Küresel petrol üretimi, geçen ay bir önceki aya göre günlük 370 bin varil artarak 99 milyon 660 bin oldu.
Petrol İhraç Eden Ülkeler Örgütü (OPEC) aylık petrol piyasası raporunda, grubun günlük ham petrol üretimi geçen ay bir önceki aya göre 570 bin varil artarak 28 milyon 560 bin varil oldu.
OPEC'in küresel petrol üretimindeki payı ise yüzde 28,7 olarak kayıtlara geçti. Bu rakam bir önceki ay yüzde 28,6 seviyesindeydi.
Bu dönemde, OPEC içinde ham petrol üretimi en fazla Suudi Arabistan, Kuveyt ve Birleşik Arap Emirlikleri'nde (BAE) arttı. Libya, Nijerya ve Kongo ham petrol üretiminin en fazla gerilediği ülkeler oldu.
Günlük üretim, geçen ay bir önceki aya göre Suudi Arabistan'da 54 bin varil, Kuveyt’te 25 bin varil ve BAE’de 23 bin varil artış gösterdi. Üretim Libya'da 37 bin varil, Nijerya'da 24 bin varil, Kongo'da ise 15 bin varil geriledi.
Aynı dönemde, OPEC dışı ülkelerde günlük petrol üretimi ise 320 bin varil artarak yaklaşık 71 milyon 100 bin varil oldu.
Yılın geri kalanında OPEC dışı üretim artışlarının ABD, Rusya, Kanada, Kazakistan, Guyana ve Norveç tarafından geleceği tahmin edildi.
Böylece, küresel petrol arzı martta bir önceki aya göre günlük 370 bin varil artışla 99 milyon 660 bin varil olarak gerçekleşti.
Raporda ayrıca, Rusya-Ukrayna arasında devam eden gerilimin petrol arzında yol açabileceği büyük çaplı kesintilere işaret edilerek, ticaret rotalarında da kaymalar olduğu belirtildi.
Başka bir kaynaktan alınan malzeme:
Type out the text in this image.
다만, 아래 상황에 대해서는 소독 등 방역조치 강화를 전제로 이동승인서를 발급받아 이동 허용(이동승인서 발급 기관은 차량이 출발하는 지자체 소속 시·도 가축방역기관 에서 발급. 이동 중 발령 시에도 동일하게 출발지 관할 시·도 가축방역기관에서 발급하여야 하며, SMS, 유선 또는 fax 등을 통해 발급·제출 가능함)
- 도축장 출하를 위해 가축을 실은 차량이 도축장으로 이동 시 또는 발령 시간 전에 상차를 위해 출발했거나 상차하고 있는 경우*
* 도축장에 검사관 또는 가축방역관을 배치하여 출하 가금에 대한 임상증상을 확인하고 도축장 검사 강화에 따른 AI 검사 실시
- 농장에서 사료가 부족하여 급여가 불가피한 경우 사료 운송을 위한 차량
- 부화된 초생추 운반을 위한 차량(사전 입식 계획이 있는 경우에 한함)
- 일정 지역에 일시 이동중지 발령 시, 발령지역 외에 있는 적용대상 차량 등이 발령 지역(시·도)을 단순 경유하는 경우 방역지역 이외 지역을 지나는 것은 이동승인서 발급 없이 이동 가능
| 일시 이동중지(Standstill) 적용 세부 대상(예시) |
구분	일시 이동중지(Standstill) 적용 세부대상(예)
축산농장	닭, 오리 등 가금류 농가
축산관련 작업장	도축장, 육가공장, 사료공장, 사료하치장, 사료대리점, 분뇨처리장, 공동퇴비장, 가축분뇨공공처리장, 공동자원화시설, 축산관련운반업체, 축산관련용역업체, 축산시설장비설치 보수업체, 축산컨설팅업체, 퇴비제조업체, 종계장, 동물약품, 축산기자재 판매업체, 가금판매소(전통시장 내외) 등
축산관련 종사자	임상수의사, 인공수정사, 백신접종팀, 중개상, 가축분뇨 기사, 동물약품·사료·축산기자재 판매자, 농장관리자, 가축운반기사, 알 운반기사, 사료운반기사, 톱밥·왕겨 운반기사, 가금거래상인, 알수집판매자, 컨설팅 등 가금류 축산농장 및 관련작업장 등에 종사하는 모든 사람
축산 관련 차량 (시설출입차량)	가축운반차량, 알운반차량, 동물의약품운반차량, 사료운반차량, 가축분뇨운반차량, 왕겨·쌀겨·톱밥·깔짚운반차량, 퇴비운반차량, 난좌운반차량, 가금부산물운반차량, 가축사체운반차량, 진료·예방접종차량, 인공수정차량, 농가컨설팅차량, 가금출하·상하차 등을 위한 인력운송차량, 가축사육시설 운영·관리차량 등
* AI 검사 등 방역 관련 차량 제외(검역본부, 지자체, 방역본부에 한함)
Küresel petrol talebi öngörüsü aşağı yönlü revize edildi
OPEC, küresel ekonomik büyümede beklenen azalmaya bağlı olarak küresel petrol talebine yönelik öngörüsünde de aşağı yönlü revizyon gerçekleştirdi. Buna göre, küresel petrol talebi bu yıl geçen yıla kıyasla günlük bazda 3 milyon 700 bin varil artarak 100 milyon 500 bin varile ulaşacak. OPEC geçen ayki raporunda talep artışını günlük 4 milyon 200 bin varil olarak tahmin etmişti.
OECD bölgesinde günlük petrol talebinin 1 milyon 900 bin varil, OECD dışı ülkelerde ise 1 milyon 800 bin varil artacağı öngörüldü.
OPEC, talepteki düşüşte, küresel gayri safi yurt içi hasılada beklenen gerilemenin yanı sıra Doğu Avrupa'da devam eden jeopolitik gerginlikler ve Çin'de salgın kaynaklı kısıtlamaların etkili olduğunu belirtti.